# Statistics and Probability / Transforming Data

Activity 10 of 24
In this lesson, students investigate what happens to the summary measures for the distribution of a set of data when a constant is added to each data element or when each element is multiplied by a non-zero constant.

## Planning and Resources

Objectives
Students recognize how common data transformations affect measures of center and spread.

Vocabulary
transformation
distribution
mean
median
interquartile range (IQR)

Standard:

## Lesson Snapshot

#### Understanding

Adding (subtracting) a common value to each element of a data set will shift the center by that value, but will not change the measure of spread.

### What to look for

Transforming data is a fundamental process in data analysis through which unwieldy data can be transformed by shifting or scaling to assist in its analysis.

### Sample Assessment

One of the problems on a mathematics test was incorrectly stated. The teacher decided to add 3 bonus points to everyone's test score. If the mean grade on the test was originally 84 with a mean absolute deviation (MAD) of 10, what would the new mean and MAD be?

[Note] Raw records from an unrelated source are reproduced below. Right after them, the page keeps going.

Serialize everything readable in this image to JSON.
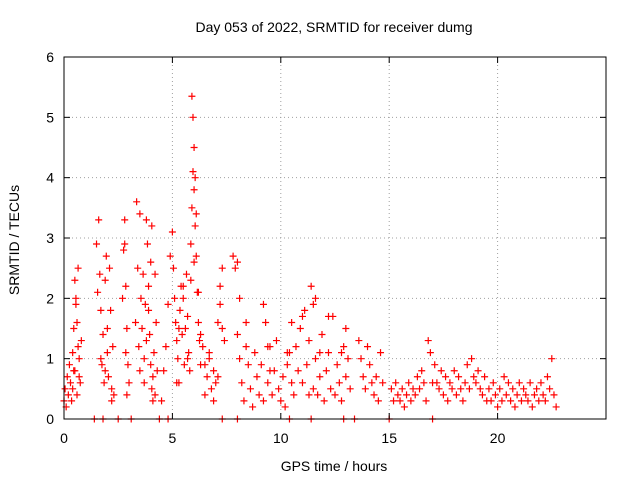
{
  "chart_data": {
    "type": "scatter",
    "title": "Day 053 of 2022, SRMTID for receiver dumg",
    "xlabel": "GPS time / hours",
    "ylabel": "SRMTID / TECUs",
    "xlim": [
      0,
      25
    ],
    "ylim": [
      0,
      6
    ],
    "xticks": [
      0,
      5,
      10,
      15,
      20
    ],
    "yticks": [
      0,
      1,
      2,
      3,
      4,
      5,
      6
    ],
    "xtick_labels": [
      "0",
      "5",
      "10",
      "15",
      "20"
    ],
    "ytick_labels": [
      "0",
      "1",
      "2",
      "3",
      "4",
      "5",
      "6"
    ],
    "grid": true,
    "marker": "+",
    "series": [
      {
        "name": "SRMTID",
        "color": "#ff0000",
        "x": [
          0.0,
          0.05,
          0.1,
          0.15,
          0.2,
          0.25,
          0.3,
          0.35,
          0.4,
          0.45,
          0.5,
          0.55,
          0.6,
          0.65,
          0.7,
          0.75,
          0.8,
          0.4,
          0.5,
          0.6,
          0.65,
          0.7,
          0.55,
          0.45,
          1.5,
          1.6,
          1.65,
          1.7,
          1.75,
          1.8,
          1.85,
          1.9,
          1.95,
          2.0,
          2.05,
          2.1,
          2.15,
          2.2,
          2.25,
          2.3,
          1.55,
          1.7,
          1.9,
          2.0,
          2.2,
          2.7,
          2.75,
          2.8,
          2.85,
          2.9,
          2.95,
          3.0,
          2.8,
          2.85,
          2.9,
          3.3,
          3.35,
          3.4,
          3.45,
          3.5,
          3.55,
          3.6,
          3.65,
          3.7,
          3.75,
          3.8,
          3.85,
          3.9,
          3.95,
          4.0,
          4.05,
          4.1,
          4.15,
          4.2,
          4.25,
          4.3,
          3.5,
          3.7,
          3.9,
          4.0,
          4.1,
          4.2,
          3.8,
          4.05,
          4.5,
          4.6,
          4.7,
          4.8,
          4.9,
          5.0,
          5.05,
          5.1,
          5.15,
          5.2,
          5.25,
          5.3,
          5.35,
          5.4,
          5.45,
          5.5,
          5.55,
          5.6,
          5.65,
          5.7,
          5.75,
          5.8,
          5.85,
          5.9,
          5.95,
          6.0,
          6.05,
          6.1,
          6.15,
          6.2,
          6.25,
          6.3,
          5.9,
          5.95,
          6.0,
          6.05,
          6.1,
          5.85,
          5.2,
          5.3,
          5.5,
          5.7,
          6.0,
          6.2,
          6.3,
          6.4,
          6.5,
          6.6,
          6.7,
          6.8,
          6.9,
          7.0,
          7.1,
          7.2,
          7.3,
          7.4,
          6.5,
          6.7,
          6.9,
          7.1,
          7.2,
          7.3,
          7.8,
          7.9,
          8.0,
          8.1,
          8.2,
          8.3,
          8.4,
          8.5,
          8.6,
          8.7,
          8.8,
          8.9,
          9.0,
          9.1,
          9.2,
          9.3,
          9.4,
          9.5,
          9.6,
          9.7,
          9.8,
          9.9,
          10.0,
          10.1,
          10.2,
          10.3,
          10.4,
          10.5,
          10.6,
          10.7,
          10.8,
          10.9,
          11.0,
          11.1,
          11.2,
          11.3,
          11.4,
          11.5,
          11.6,
          11.7,
          11.8,
          11.9,
          12.0,
          12.1,
          12.2,
          12.3,
          12.4,
          12.5,
          12.6,
          12.7,
          12.8,
          12.9,
          13.0,
          13.1,
          13.2,
          8.0,
          8.1,
          8.4,
          9.2,
          9.4,
          9.5,
          10.3,
          10.5,
          11.0,
          11.3,
          11.5,
          11.6,
          11.8,
          12.2,
          12.8,
          13.0,
          13.6,
          13.7,
          13.8,
          13.9,
          14.0,
          14.1,
          14.2,
          14.3,
          14.4,
          14.5,
          14.6,
          14.7,
          15.1,
          15.2,
          15.3,
          15.4,
          15.5,
          15.6,
          15.7,
          15.8,
          15.9,
          16.0,
          16.1,
          16.2,
          16.3,
          16.4,
          16.5,
          16.6,
          16.7,
          16.8,
          16.9,
          17.0,
          17.1,
          17.2,
          17.3,
          17.4,
          17.5,
          17.6,
          17.7,
          17.8,
          17.9,
          18.0,
          18.1,
          18.2,
          18.3,
          18.4,
          18.5,
          18.6,
          18.7,
          18.8,
          18.9,
          19.0,
          19.1,
          19.2,
          19.3,
          19.4,
          19.5,
          19.6,
          19.7,
          19.8,
          19.9,
          20.0,
          20.1,
          20.2,
          20.3,
          20.4,
          20.5,
          20.6,
          20.7,
          20.8,
          20.9,
          21.0,
          21.1,
          21.2,
          21.3,
          21.4,
          21.5,
          21.6,
          21.7,
          21.8,
          21.9,
          22.0,
          22.1,
          22.2,
          22.3,
          22.4,
          22.5,
          22.6,
          22.7,
          1.4,
          1.8,
          2.5,
          3.1,
          4.4,
          4.8,
          7.3,
          8.0,
          10.4,
          11.4,
          12.9,
          13.4,
          15.0,
          17.0
        ],
        "y": [
          0.3,
          0.5,
          0.2,
          0.7,
          0.4,
          0.9,
          0.6,
          0.3,
          1.1,
          0.8,
          2.3,
          1.9,
          1.6,
          2.5,
          1.0,
          0.6,
          1.3,
          0.5,
          0.8,
          0.4,
          1.2,
          0.7,
          2.0,
          1.5,
          2.9,
          3.3,
          2.4,
          1.8,
          0.9,
          1.4,
          0.6,
          2.3,
          2.7,
          1.1,
          0.7,
          2.5,
          1.8,
          0.5,
          1.2,
          0.4,
          2.1,
          1.0,
          0.8,
          1.5,
          0.3,
          2.0,
          2.8,
          3.3,
          2.2,
          1.5,
          0.9,
          0.6,
          2.9,
          1.1,
          0.4,
          1.6,
          3.6,
          2.5,
          1.2,
          0.8,
          2.0,
          1.5,
          2.4,
          0.6,
          1.9,
          3.3,
          2.9,
          2.2,
          1.4,
          0.9,
          0.5,
          0.3,
          1.1,
          2.4,
          1.6,
          0.8,
          3.4,
          1.0,
          1.8,
          2.6,
          0.7,
          0.4,
          1.3,
          3.2,
          0.3,
          0.8,
          1.2,
          1.9,
          2.7,
          3.1,
          2.5,
          2.0,
          1.6,
          1.3,
          1.0,
          0.6,
          1.8,
          2.2,
          1.4,
          2.0,
          0.9,
          1.5,
          2.4,
          1.7,
          1.1,
          0.8,
          2.9,
          3.5,
          4.1,
          3.8,
          3.2,
          2.7,
          2.1,
          1.6,
          1.3,
          0.9,
          5.35,
          5.0,
          4.5,
          4.0,
          3.4,
          2.3,
          0.6,
          1.5,
          2.2,
          1.0,
          2.6,
          2.1,
          1.4,
          1.2,
          0.9,
          0.7,
          1.1,
          0.5,
          0.8,
          0.6,
          1.6,
          1.9,
          2.5,
          1.3,
          0.4,
          1.0,
          0.3,
          0.7,
          2.2,
          1.5,
          2.7,
          2.5,
          1.4,
          1.0,
          0.6,
          0.3,
          1.2,
          0.9,
          0.5,
          0.2,
          1.1,
          0.7,
          0.4,
          0.9,
          0.3,
          1.6,
          0.6,
          1.2,
          0.4,
          0.8,
          1.3,
          0.5,
          0.3,
          0.7,
          0.2,
          0.9,
          1.1,
          0.6,
          0.4,
          1.2,
          0.8,
          1.5,
          0.6,
          1.8,
          0.9,
          1.3,
          2.2,
          0.5,
          1.0,
          0.4,
          0.7,
          1.4,
          0.3,
          0.8,
          1.1,
          0.5,
          1.7,
          0.4,
          0.9,
          0.6,
          0.3,
          1.2,
          0.7,
          1.0,
          0.5,
          2.6,
          2.0,
          1.6,
          1.9,
          1.2,
          0.8,
          1.1,
          1.6,
          1.7,
          0.4,
          1.9,
          2.0,
          1.1,
          1.7,
          1.1,
          1.5,
          1.3,
          1.0,
          0.7,
          0.5,
          1.2,
          0.9,
          0.6,
          0.4,
          0.7,
          0.3,
          1.1,
          0.6,
          0.5,
          0.3,
          0.6,
          0.4,
          0.3,
          0.5,
          0.2,
          0.4,
          0.6,
          0.3,
          0.5,
          0.4,
          0.7,
          0.5,
          0.8,
          0.6,
          0.3,
          1.3,
          1.1,
          0.6,
          0.9,
          0.6,
          0.5,
          0.8,
          0.4,
          0.7,
          0.3,
          0.6,
          0.5,
          0.8,
          0.4,
          0.7,
          0.5,
          0.3,
          0.6,
          0.9,
          0.5,
          1.0,
          0.7,
          0.6,
          0.8,
          0.5,
          0.4,
          0.7,
          0.3,
          0.5,
          0.3,
          0.6,
          0.4,
          0.2,
          0.5,
          0.3,
          0.7,
          0.4,
          0.6,
          0.3,
          0.5,
          0.2,
          0.4,
          0.6,
          0.3,
          0.5,
          0.4,
          0.3,
          0.6,
          0.2,
          0.4,
          0.5,
          0.3,
          0.6,
          0.4,
          0.3,
          0.7,
          0.5,
          1.0,
          0.4,
          0.2,
          0.0,
          0.0,
          0.0,
          0.0,
          0.0,
          0.0,
          0.0,
          0.0,
          0.0,
          0.0,
          0.0,
          0.0,
          0.0,
          0.0
        ]
      }
    ]
  }
}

Answer: The mean would be 87 and the MAD would be 10.

#### The Big Idea

Students discover what changes occur in the measures of center and spread, when a data set is transformed by shifting or scaling.

### What are the students doing?

Students make conjectures about what will happen to a distribution when certain transformations are applied.

### What is the teacher doing?

Remind students to think about the mean as the balance point of a distribution.